You know the Pieta? Michelangelo? It looked exactly like that. It was so strange. It really shook me up. Some things are so weird they make you angry, you know?"
"What did she want?" "What do you mean?"
"Why did she call you to the hotel?"
"Oh, I get it," she said, with a little smile. "Ulla always wants something."
I raised an eyebrow, returning her stare, but said nothing.
"She wanted me to arrange a passport for Modena. He's been here for years. He's an overstayer. And he's got a few problems with the Spanish police, under his own name. He needs a new passport to get back into Europe. He could pass for Italian. Or maybe Portuguese."
"Leave it to me," I said calmly, thinking that I knew the reason, at last, why she'd asked me to meet with her. "I'll get on it tomorrow. I know how to get in touch with him, for photos and whatever-although there'd be no mistaking his face at a customs check. I'll fix it."
"Thanks," she said, meeting my eyes with such fervent intensity that my heart began to beat hard against my chest. It is always a fool's mistake, Didier once said to me, to be alone with someone you shouldn't have loved. "What are you doing, Lin?"
"Sitting here with you," I replied, smiling.
"No, I mean, what are you going to do? Are you going to stay in Bombay?"
"Why?"
"I was going to ask you... if you want to come with me, to find Khaled."
I laughed, but she didn't laugh with me.
"That's the second-best offer I've had today."
"The second best?" she drawled. "What was the first?"
"Someone invited me to go to the war, in Sri Lanka."
She clamped her lips tightly around an angry response, but I held my hands up in surrender, and spoke quickly.
"I'm just kidding, Karla, just kidding. Take it easy. I mean, it's true about the invitation to go to Sri Lanka, but I'm just ... you know."
She relaxed, smiling again.
"I'm out of practice. It's been a long time, Lin."
"So... why the invitation now?"
"Why not?"
"That's not good enough, Karla, and you know it."
"Okay," she sighed, glancing at me and then looking away to follow the breeze weaving wave-patterns on the sand. "I guess I was hoping to find something like... like what we had in Goa."
"What about... Jeet?" I asked, ignoring the opening she'd given me. "How does he feel about you going off to find Khaled?"
"We lead separate lives. We do what we want. We go where we want."
"Sounds... breezy," I offered, struggling to find a word that wasn't a lie, but wouldn't offend. "Didier made it sound more serious than that-told me the guy asked you to marry him."
"He did," she said flatly.
"And?"
"And what?"
"And will you-marry him, I mean?"
"Yes. I think I will."
"Why?"
"Why not?"
"Don't start that again."
"Sorry," she said, sighing through a tired smile. "I've been running with a different crowd.

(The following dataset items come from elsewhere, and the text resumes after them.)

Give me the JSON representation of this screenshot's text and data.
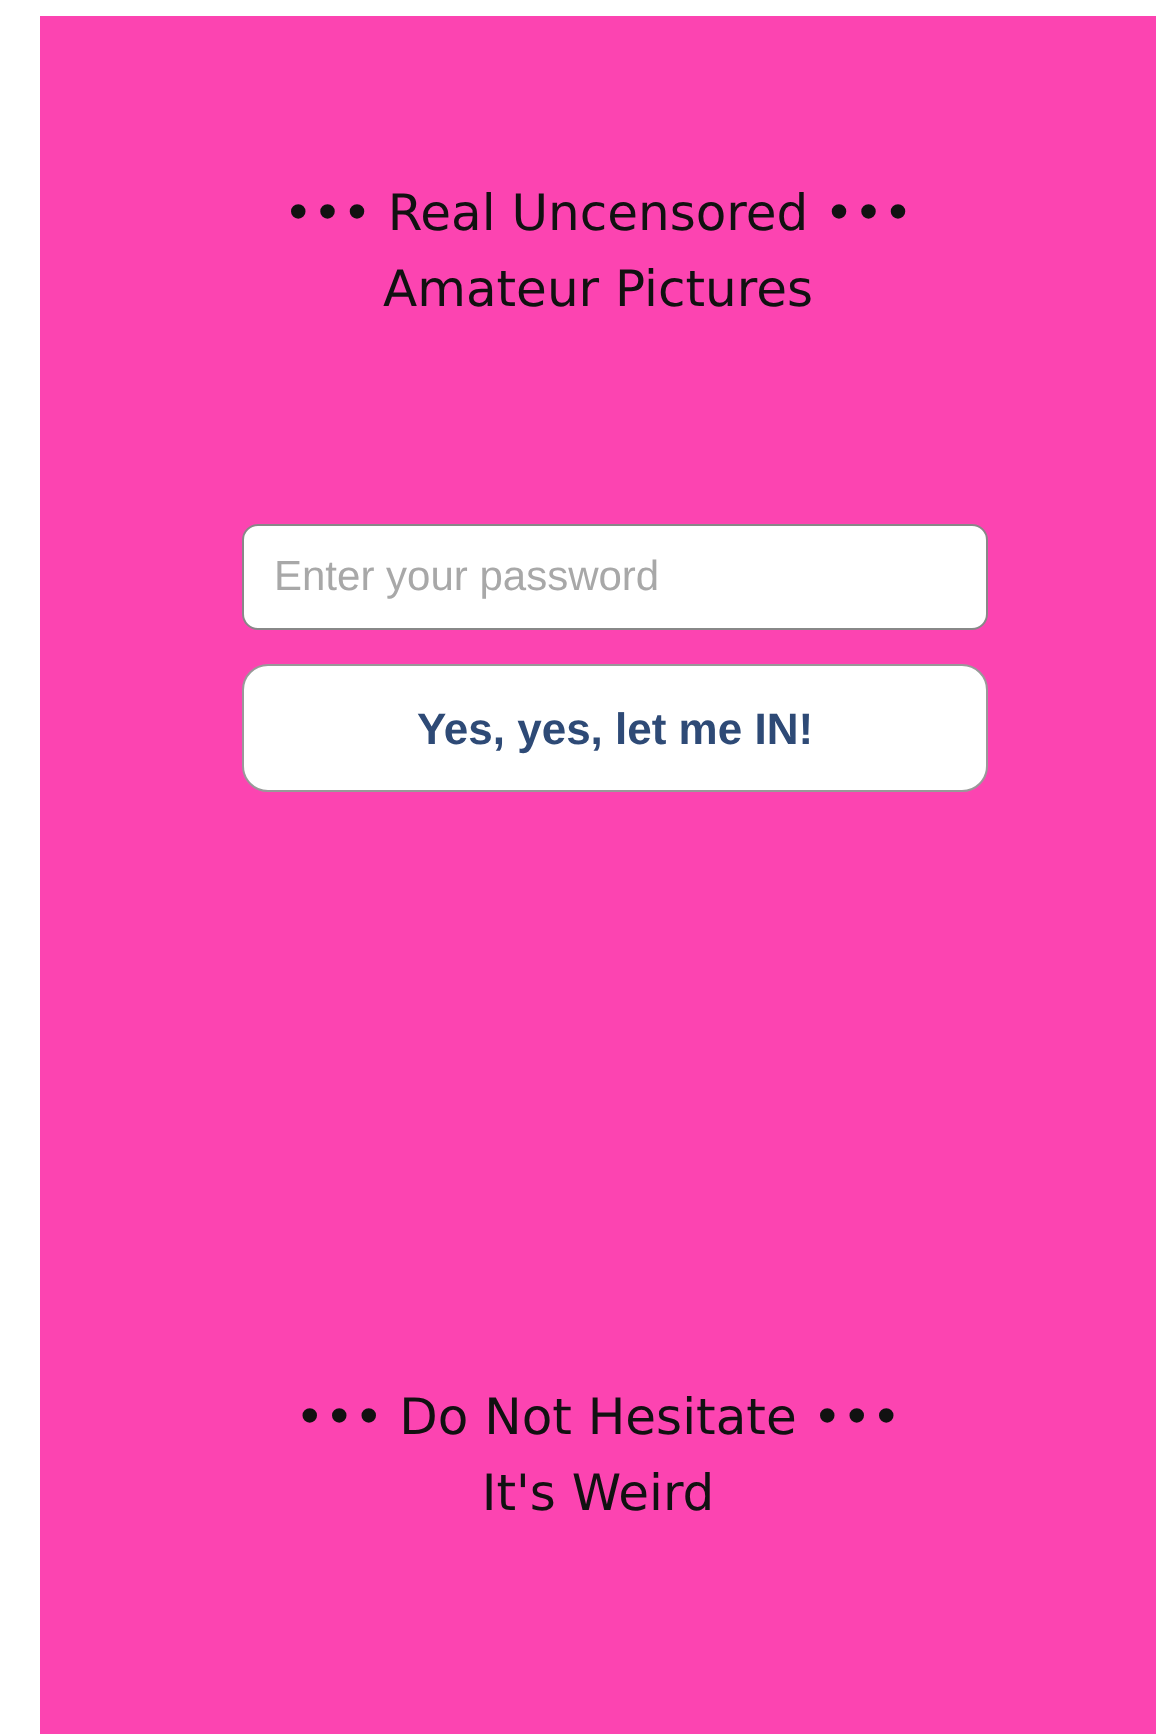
{
  "header": {
    "lines": [
      "••• Real Uncensored •••",
      "Amateur Pictures"
    ]
  },
  "password": {
    "placeholder": "Enter your password"
  },
  "submit": {
    "label": "Yes, yes, let me IN!"
  },
  "footer": {
    "lines": [
      "••• Do Not Hesitate •••",
      "It's Weird"
    ]
  }
}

Why marry Jeet? He's a nice guy, he's healthy, and he's loaded. And, hey, I think I'll do a better job of spending his money than he does."
"So what you're telling me is that you're ready to die for this love."
She laughed and then turned to me, suddenly serious again. Her eyes, pale with moonlight; her eyes, the green of water lilies after the rain; her long hair, black as forest river stones; her hair that was like holding the night itself in the wrap of my fingers; her lips, starred with incandescent light; lips of camellia-petal softness warmed with secret whispers. Beautiful.
And I loved her. I loved her still so much, so hard, but with no heat or heart at all. That falling love, that helpless, dreaming, soaring love, was gone. And I suddenly knew in those seconds of ... cold adoration, I suppose... that the power she'd once held over me was also gone. Or, more than that, her power had moved into me, and had become mine. I held all the cards. And then I wanted to know. It wasn't good enough to just accept what had happened between us. I wanted to know everything.
"Why didn't you tell me, Karla?"
She gave an anguished little sigh, and stretched her legs out to bury her bare feet in the sand. Watching the small cascades of soft sand spill over her moving feet, she spoke in a dull, flat tone, as if she was composing a letter-or recalling a letter, perhaps, that she'd written once and never sent to me. "I knew you were going to ask me, and I think that's why I've waited so long to get in touch with you. I let people know that I was around, and I asked after you, but I didn't do anything, until today, because... I knew you'd ask me."
"If it makes it any easier," I interrupted, sounding harder than I'd intended, "I know you burned down Madame Zhou's place-"
"Did Ghani tell you that?"
"Ghani? No. I figured that one out myself."
"Ghani did it for me-he arranged it. That was the last time I spoke to him."
"The last time I spoke to him was about an hour before he died."
"Did he tell you anything about her?" she asked, perhaps hoping that there were some parts of it she wouldn't have to tell me.
"About Madame Zhou? No. He didn't say a word."